Product purity can change based on operational circumstances. Depending on the ultimate application, varying levels of product purity may provide safety risks. Include proper and trustworthy analysis, followed by isolation using automated valves. Make that the analyzer is in good working order and has recently been calibrated before turning it on.
During operation, valve systems cycle automatically and regularly, so caution must be taken to keep hands and tools away from these valves.
1. The first step will be to examine the OXYGEN level close to the gas storage facilities, such as the cryogenic tanks for nitrogen, argon, and co2.

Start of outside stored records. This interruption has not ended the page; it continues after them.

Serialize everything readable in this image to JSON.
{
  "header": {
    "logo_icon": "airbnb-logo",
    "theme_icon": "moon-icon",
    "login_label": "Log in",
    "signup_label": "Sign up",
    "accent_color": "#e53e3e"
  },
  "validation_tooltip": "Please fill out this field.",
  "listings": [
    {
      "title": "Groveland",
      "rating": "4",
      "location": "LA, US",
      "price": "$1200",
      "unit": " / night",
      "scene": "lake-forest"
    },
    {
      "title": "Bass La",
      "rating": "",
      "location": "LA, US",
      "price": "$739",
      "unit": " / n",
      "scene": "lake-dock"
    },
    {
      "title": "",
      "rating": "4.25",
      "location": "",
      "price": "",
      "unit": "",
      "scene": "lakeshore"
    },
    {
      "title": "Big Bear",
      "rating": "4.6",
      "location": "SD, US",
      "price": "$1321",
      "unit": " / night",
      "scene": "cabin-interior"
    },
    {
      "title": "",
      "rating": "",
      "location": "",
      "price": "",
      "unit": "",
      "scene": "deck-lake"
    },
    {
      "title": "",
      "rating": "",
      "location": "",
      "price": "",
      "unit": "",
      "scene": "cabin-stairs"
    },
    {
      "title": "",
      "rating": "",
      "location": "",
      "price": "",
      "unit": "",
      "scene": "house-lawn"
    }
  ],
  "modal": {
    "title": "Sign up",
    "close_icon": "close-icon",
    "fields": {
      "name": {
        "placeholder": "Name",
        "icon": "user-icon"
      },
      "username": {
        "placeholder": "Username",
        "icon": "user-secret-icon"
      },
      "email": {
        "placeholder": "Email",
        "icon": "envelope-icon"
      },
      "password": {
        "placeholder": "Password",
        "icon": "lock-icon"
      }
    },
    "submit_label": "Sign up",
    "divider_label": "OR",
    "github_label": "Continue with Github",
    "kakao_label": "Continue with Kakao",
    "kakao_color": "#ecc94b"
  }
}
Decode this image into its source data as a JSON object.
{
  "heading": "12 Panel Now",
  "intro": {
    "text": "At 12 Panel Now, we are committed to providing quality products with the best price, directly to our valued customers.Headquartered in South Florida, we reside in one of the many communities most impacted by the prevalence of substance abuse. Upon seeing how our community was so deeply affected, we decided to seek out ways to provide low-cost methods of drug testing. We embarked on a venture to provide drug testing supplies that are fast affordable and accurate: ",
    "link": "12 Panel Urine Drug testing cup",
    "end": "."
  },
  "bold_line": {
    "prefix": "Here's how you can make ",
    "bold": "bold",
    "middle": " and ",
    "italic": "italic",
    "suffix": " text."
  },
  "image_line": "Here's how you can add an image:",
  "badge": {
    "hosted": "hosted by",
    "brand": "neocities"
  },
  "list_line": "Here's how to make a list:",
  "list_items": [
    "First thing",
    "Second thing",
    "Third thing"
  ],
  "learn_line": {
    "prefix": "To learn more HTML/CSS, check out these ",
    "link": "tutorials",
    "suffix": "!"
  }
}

2. The area or buildings around the cryogenic tank may not have enough oxygen due to the Safety Valve's constant operation.
3. The oxygen level may fall below 19.5% due to an increase in the percentage of inert gas, which is dangerous for breathing.
These are some of the safety precautions everyone should take while installing and also while using the system.
1. Verify the oxygen percentage, which shouldn't be lower than 19.5 percent or higher than 23.5 percent.
2. When checking for flammable gases, the level should not be more than 10% of LEL.
3. Verify that there are no toxic gases present, such as CO or H2S.
4. When entering the building, USE A SCBA (Self-Contained Breathing Apparatus).
5. Use an oxygen level sensor to constantly monitor the oxygen level.
6. When entering the building, area, or plant, wear the appropriate PPE.
7. When necessary, use the Lockout/Tag out procedure.